The grit and soul that Lou Reed, Hubert Selby Jr., William Burroughs, and John Rechy wrote about has been polished away. This is why I left and moved to Los Angeles in 2008. I’m too poor for the new New York City.
I had known Lou Reed off and on for most of my life. I first met him at Matt Umanov’s Guitar shop on Bleeker Street when I was purchasing my first electric guitar. I was ten or eleven. My mother was buying me a cheap Japanese knock-off of a Fender Stratocaster.
I already knew some of Lou’s songs like “Take A Walk On The Wild Side,” “No Money Down” and “Satellite Of Love.” But that didn’t matter to me. He was trying out some amplifiers and effects and I just wanted to know what they were so I asked, “How are you getting that sound?” At first he laughed and looked at the shop owner and turned to me and said dryly, “Years of bad playing.” He and the shop owner both laughed.
My mother whispered in my ear; “Don’t talk to Lou Reed, he’s mean.” My mother has never been great at whispering at a silent level and Lou heard this and said “Listen to your mother and I’ll listen to mine” and laughed.
About ten years later when I was a student at NYU, I would see Lou all over the place.

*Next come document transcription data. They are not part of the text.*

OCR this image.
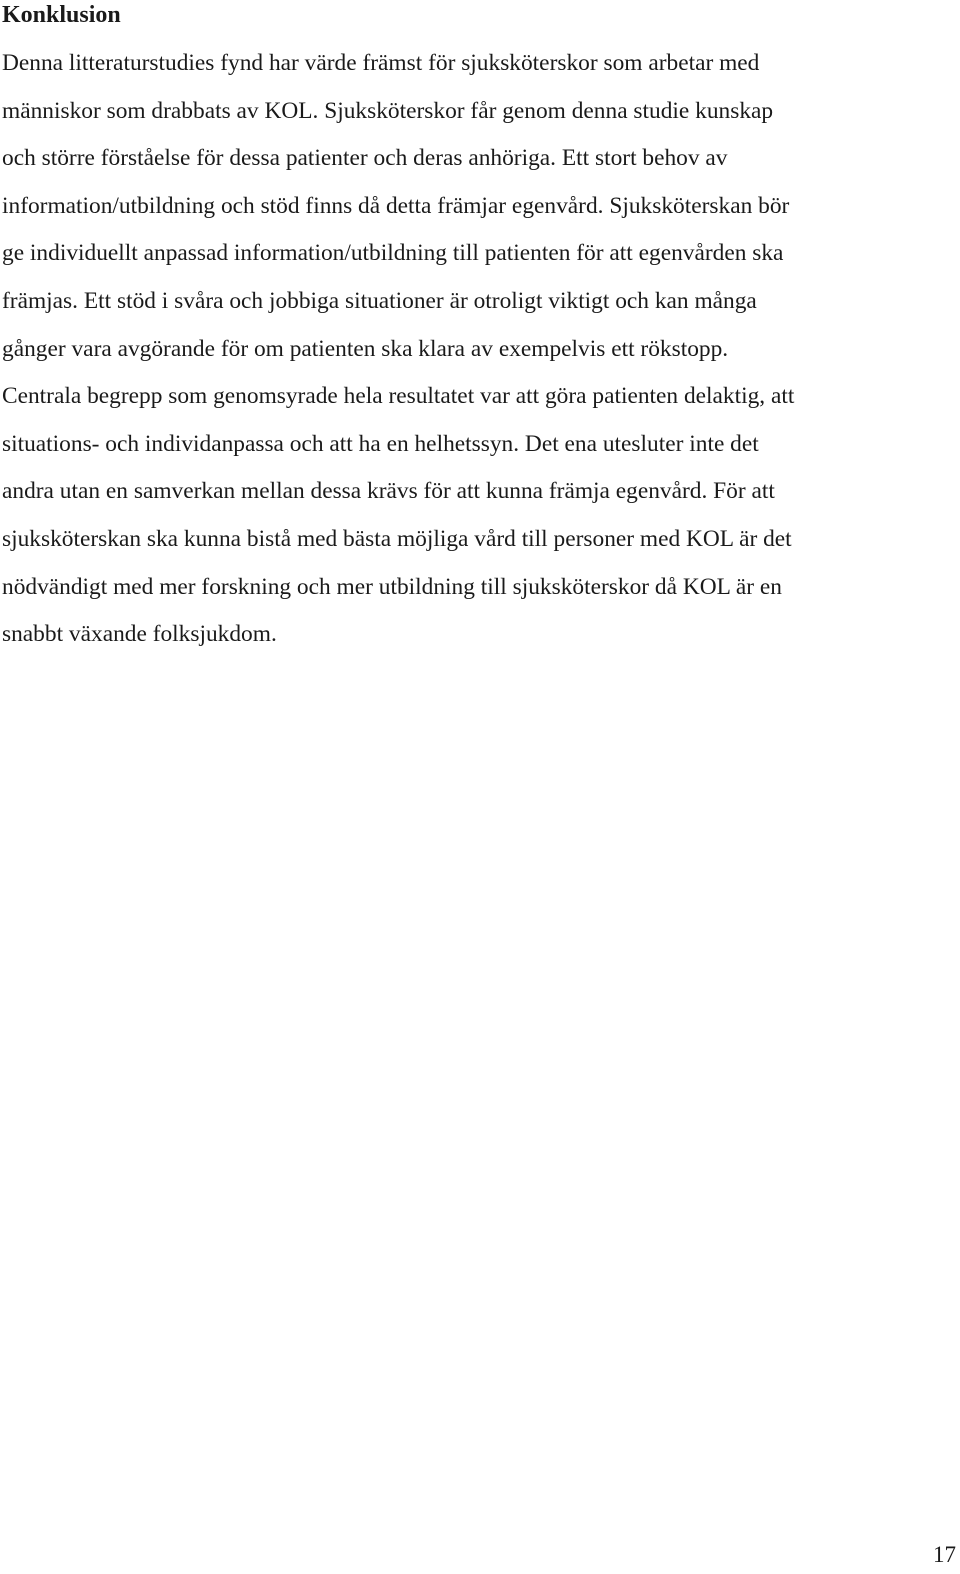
Konklusion
Denna litteraturstudies fynd har värde främst för sjuksköterskor som arbetar med
människor som drabbats av KOL. Sjuksköterskor får genom denna studie kunskap
och större förståelse för dessa patienter och deras anhöriga. Ett stort behov av
information/utbildning och stöd finns då detta främjar egenvård. Sjuksköterskan bör
ge individuellt anpassad information/utbildning till patienten för att egenvården ska
främjas. Ett stöd i svåra och jobbiga situationer är otroligt viktigt och kan många
gånger vara avgörande för om patienten ska klara av exempelvis ett rökstopp.
Centrala begrepp som genomsyrade hela resultatet var att göra patienten delaktig, att
situations- och individanpassa och att ha en helhetssyn. Det ena utesluter inte det
andra utan en samverkan mellan dessa krävs för att kunna främja egenvård. För att
sjuksköterskan ska kunna bistå med bästa möjliga vård till personer med KOL är det
nödvändigt med mer forskning och mer utbildning till sjuksköterskor då KOL är en
snabbt växande folksjukdom.
17
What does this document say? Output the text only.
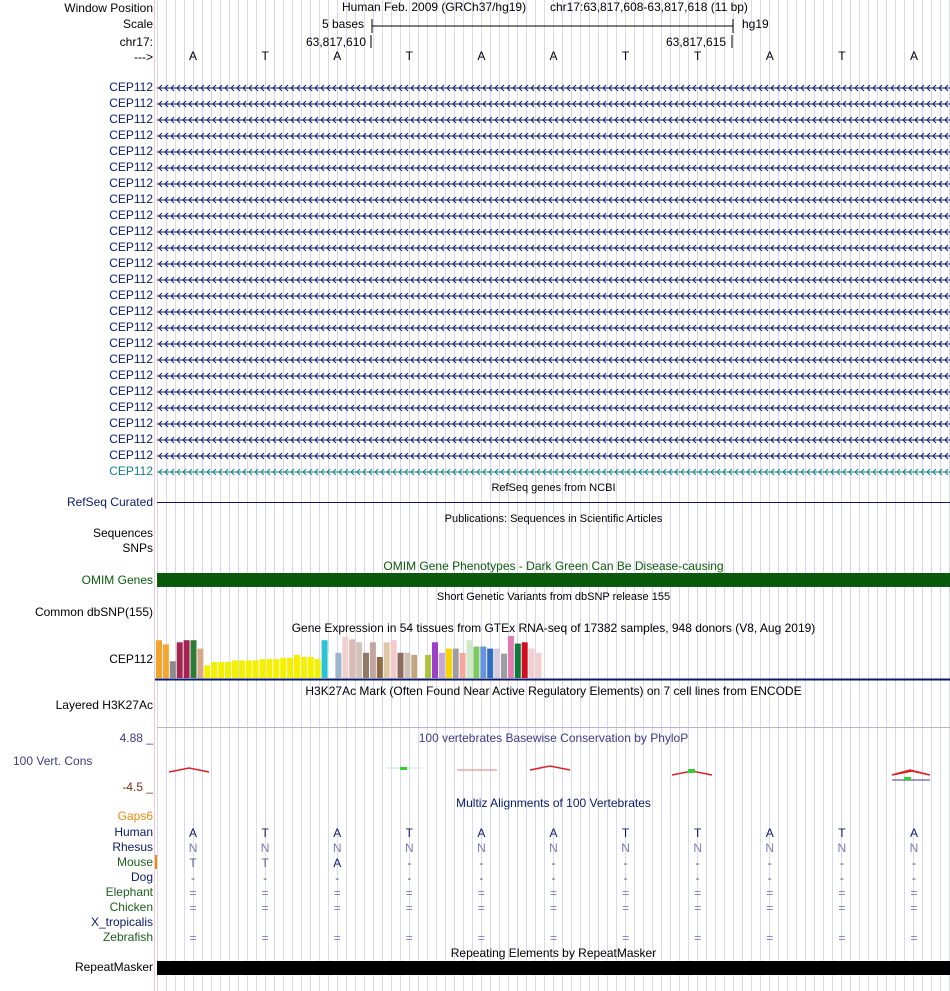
Window Position
Scale
chr17:
--->
Human Feb. 2009 (GRCh37/hg19) chr17:63,817,608-63,817,618 (11 bp)
5 bases	hg19
63,817,610	63,817,615
A	T	A	T	A	A	T	T	A	T	A
CEP112
CEP112
CEP112
CEP112
CEP112
CEP112
CEP112
CEP112
CEP112
CEP112
CEP112
CEP112
CEP112
CEP112
CEP112
CEP112
CEP112
CEP112
CEP112
CEP112
CEP112
CEP112
CEP112
CEP112
CEP112
RefSeq genes from NCBI
RefSeq Curated
Publications: Sequences in Scientific Articles
Sequences
SNPs
OMIM Gene Phenotypes - Dark Green Can Be Disease-causing
OMIM Genes
Short Genetic Variants from dbSNP release 155
Common dbSNP(155)
Gene Expression in 54 tissues from GTEx RNA-seq of 17382 samples, 948 donors (V8, Aug 2019)
CEP112
H3K27Ac Mark (Often Found Near Active Regulatory Elements) on 7 cell lines from ENCODE
Layered H3K27Ac
4.88 _	100 vertebrates Basewise Conservation by PhyloP
100 Vert. Cons
-4.5 _
Multiz Alignments of 100 Vertebrates
Gaps6
Human	A	T	A	T	A	A	T	T	A	T	A
Rhesus	N	N	N	N	N	N	N	N	N	N	N
Mouse	T	T	A	-	-	-	-	-	-	-	-
Dog	-	-	-	-	-	-	-	-	-	-	-
Elephant	=	=	=	=	=	=	=	=	=	=	=
Chicken	=	=	=	=	=	=	=	=	=	=	=
X_tropicalis
Zebrafish	=	=	=	=	=	=	=	=	=	=	=
Repeating Elements by RepeatMasker
RepeatMasker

In guitar shops, pizza parlors, at poetry festivals, or grabbing an egg cream at a news stand called The Gem Spa on 2nd Avenue near Saint Marks Place. For years I would just nod my head and keep walking, fearing my mother’s advice. One morning before my first class of the day, I decided to stop for breakfast at Pamela’s Coffee Shop on Broadway, just down the Street from NYU. I sat alone and I saw Lou sitting alone reading a newspaper, wearing his signature leather jacket and dark shades.
I had been studying the great Jewish American poet and short story writer Delmore Schwartz with whom Lou studied with when he attended College at Syracuse University.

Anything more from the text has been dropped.